HENGAME ETMEDİK MAĞDURUZ
Tutuklanan zanlı Cihat Aslan ise kendisini bu türlü savundu: “Kimseye vurmadım. Bayılıp bayılmadıklarını da bilmiyorum. Mevtle tehdit etmedim. Afet sonrası birçok binamızda hasarlar oluştu. Moral bozukluğumuz vardı. Binalarımıza yıkım kararı çıkarıldı. Lakin çok düşük fiyatlandırma yapıldı. Bu yüzden mukavele imzalamadık. Yıkım yapılan yerde molozlar yola ve bizim meskene gerçek geliyordu. Yıkım yapan şirkete serzenişte bulundum. ‘Biz taşınana kadar yapmayın’ dedim. ‘Devlet biziz lan!’ demedim. Devleti seven bir beşerim. Ne kadar milliyetçi olduğumuzu Dereli’de bizi tanıyan herkes bilir. Yıkım sırasında ben ve ailem mağdur oldu. Temelsiz argümanlarda bulunan şahıslardan şikayetçiyim.”
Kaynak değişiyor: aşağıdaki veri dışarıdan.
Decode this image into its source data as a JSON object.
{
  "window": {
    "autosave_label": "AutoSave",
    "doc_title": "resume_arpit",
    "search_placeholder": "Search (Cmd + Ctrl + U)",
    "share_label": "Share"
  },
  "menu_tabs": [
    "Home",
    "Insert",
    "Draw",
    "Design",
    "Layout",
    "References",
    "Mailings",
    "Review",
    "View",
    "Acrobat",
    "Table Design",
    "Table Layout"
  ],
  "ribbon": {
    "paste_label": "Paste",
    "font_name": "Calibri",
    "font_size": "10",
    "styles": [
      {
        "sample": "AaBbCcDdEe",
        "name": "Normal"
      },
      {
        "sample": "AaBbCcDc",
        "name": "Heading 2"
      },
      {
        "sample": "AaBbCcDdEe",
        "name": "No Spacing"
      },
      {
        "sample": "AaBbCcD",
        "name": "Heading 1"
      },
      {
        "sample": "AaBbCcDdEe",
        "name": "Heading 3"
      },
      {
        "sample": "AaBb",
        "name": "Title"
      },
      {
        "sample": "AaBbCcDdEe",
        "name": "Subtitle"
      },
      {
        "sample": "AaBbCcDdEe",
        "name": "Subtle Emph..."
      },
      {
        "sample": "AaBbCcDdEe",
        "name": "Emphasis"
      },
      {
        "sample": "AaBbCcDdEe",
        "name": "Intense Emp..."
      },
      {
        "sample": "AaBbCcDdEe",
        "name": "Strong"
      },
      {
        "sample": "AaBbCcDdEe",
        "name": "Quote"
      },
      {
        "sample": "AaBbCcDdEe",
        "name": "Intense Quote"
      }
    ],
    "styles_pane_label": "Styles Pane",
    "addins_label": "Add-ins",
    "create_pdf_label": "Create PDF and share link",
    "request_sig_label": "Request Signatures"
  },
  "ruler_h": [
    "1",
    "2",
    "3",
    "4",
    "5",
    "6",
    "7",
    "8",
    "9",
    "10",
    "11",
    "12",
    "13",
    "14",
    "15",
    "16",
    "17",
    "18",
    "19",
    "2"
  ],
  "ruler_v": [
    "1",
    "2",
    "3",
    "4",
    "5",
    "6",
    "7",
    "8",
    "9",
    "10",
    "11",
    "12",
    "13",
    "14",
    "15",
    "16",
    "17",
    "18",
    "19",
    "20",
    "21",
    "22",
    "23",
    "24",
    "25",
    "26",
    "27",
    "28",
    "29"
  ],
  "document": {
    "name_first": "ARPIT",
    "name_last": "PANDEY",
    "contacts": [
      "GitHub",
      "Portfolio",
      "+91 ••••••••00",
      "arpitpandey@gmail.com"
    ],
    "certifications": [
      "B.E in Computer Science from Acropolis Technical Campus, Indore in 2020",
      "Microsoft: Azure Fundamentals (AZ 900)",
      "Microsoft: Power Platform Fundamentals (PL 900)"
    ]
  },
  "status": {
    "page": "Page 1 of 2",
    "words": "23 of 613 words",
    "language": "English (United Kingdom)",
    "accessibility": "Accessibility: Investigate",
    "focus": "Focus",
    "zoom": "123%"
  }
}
Bağrışları duyarak hadise yerine gittiğini tez eden tutuklu zanlılardan Soner Aslan da “Kalabalık insan kümesi birbiriyle arbede ediyorlardı. Kimin kime neden vurduğunu o etapta bilmiyordum. Biz kimseyle arbede etmedik. Kimseyi tehdit etmedim. Kimseden bir hareket için talimat almadım. Dereli ilçesinde geniş bir aile nüfusumuz vardır. 60 yıl evvel Trabzon’dan gelmişiz. Etrafımızda ‘Lazlar’ olarak biliniriz. İçimizde iyi beşerler da olabilir, berbat beşerler da olabilir. Ben kendimden sorumluyum, işverenim yoktur” dedi.